Warwick Anderson, who runs the National Health and Medical Research Council, explains why access is important and journal impact isn’t in  The Conversation. Looks like a brief to the new minister to me.

Good news, relatively

It could be worse – the prime minister could have outsourced higher education administration directly to the Finance Department (“hey, just because the budget cutters are in charge does not mean we don’t value universities”). And the appointment of Lisa Paul to head the Department of Education at least means one secretary over-sighting K to postdoc, except the bits that involve training and research and science. Ms Paul is a classic public servant, always supportive of the minister’s ideas – I remember her speaking at a lunch for Joel Klein when Julia Gillard was his fan. Whatever Ms Paul really thought about teaching to the test, she was endlessly enthusiastic about what we could learn from Manhattan. That she has run the various hybrids that have covered the commonwealth’s education interests since 2004 also means Ms Paul has the authority and experience to explain to the minister what happened when a predecessor tried his new idea.  Ms Paul “is the best bit of good news we’ve had relatively speaking,” one insider observed yesterday.

The numbers add up

Deans of education will be pleased at the new workforce stats, which they will use to make the case for enrolling many more teacher education students, whatever their ATARs. Employment in education now 897,000 people will expand by 7.2 per cent to 2017.  This is bang on the anticipated national average but even so it translates into a need for 62,000 new teachers.

What a surprise! A strike at Sydney

So much for Michael Spence’s August ultimatum to the union bargaining team at the University of Sydney that they either signed a new deal or he would withdraw his offer to backdate a 2.9 per cent (per annum for four years) pay rise. They didn’t so he did. Now the campus branch of the National Tertiary Education Union is trying a circuit breaker of its own – a three-day strike across October 16-18.  The union has letters for staff to distribute to students detailing what it is all about – which is money. “Once the timing of the agreement and the current inflation figures are taken into account, they are currently offering us an effective pay-cut.

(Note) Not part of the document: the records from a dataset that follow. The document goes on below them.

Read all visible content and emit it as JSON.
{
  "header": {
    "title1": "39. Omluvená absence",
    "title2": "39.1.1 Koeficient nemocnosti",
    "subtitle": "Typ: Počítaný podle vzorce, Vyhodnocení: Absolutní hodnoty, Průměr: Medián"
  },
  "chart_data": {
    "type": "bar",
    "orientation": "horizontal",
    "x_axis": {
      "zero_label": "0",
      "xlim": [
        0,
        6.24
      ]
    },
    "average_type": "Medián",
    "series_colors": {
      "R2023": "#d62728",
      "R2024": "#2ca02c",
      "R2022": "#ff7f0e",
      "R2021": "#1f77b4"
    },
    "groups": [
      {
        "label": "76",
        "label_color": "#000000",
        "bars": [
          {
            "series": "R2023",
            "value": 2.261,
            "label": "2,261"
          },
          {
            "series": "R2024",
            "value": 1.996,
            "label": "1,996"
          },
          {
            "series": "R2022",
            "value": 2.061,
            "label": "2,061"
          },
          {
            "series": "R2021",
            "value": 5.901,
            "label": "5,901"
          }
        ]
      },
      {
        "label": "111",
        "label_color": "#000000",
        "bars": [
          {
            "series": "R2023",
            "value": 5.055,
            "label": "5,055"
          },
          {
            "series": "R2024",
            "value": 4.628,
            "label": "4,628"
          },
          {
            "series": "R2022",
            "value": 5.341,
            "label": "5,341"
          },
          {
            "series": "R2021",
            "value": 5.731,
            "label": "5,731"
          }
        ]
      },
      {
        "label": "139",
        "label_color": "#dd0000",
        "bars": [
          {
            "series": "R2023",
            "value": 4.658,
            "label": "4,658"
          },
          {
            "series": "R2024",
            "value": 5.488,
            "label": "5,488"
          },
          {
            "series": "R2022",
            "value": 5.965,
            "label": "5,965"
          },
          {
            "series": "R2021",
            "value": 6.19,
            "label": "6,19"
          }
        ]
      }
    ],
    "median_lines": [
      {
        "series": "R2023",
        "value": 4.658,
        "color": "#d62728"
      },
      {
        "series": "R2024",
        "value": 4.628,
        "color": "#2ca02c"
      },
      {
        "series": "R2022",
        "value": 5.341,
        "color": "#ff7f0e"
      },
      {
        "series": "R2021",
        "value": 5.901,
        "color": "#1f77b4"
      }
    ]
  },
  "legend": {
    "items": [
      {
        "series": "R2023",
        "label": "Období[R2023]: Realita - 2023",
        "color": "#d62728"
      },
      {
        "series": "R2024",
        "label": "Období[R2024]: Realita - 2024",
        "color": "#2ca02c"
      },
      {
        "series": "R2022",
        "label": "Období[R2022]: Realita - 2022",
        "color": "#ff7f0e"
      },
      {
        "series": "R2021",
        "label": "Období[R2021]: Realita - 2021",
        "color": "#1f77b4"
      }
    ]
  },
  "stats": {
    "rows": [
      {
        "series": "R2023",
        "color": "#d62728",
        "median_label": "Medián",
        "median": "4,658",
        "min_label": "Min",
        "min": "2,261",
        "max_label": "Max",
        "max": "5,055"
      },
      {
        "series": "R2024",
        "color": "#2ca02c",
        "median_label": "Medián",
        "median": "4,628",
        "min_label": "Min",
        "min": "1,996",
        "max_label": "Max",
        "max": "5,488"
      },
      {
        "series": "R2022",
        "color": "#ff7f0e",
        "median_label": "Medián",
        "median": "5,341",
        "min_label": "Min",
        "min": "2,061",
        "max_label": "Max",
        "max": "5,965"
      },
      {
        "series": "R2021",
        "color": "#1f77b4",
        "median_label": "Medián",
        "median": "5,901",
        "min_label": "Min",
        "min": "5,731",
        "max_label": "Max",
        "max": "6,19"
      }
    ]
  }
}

In other words, at the same time they are asking us to do more, management want to leave us worse off. Just like a business, they want to get more for less.” The union wants 4 per cent by four years.
So what happens now? Until last November, when the University of New South Wales over took it, the University of Sydney set the pace on pay, with senior academics the best paid in the country. With approximately the same number of NTEU members at Sydney, around 25 per cent, as at Macquarie, Southern Cross, Western Sydney and Wollongong, perhaps the union thinks that if it can win a bigger pay rise at Sydney the others will follow. But after a year of arguing I wonder what the rest of the staff think, with no bargaining meetings scheduled and no sign of a settlement in sight.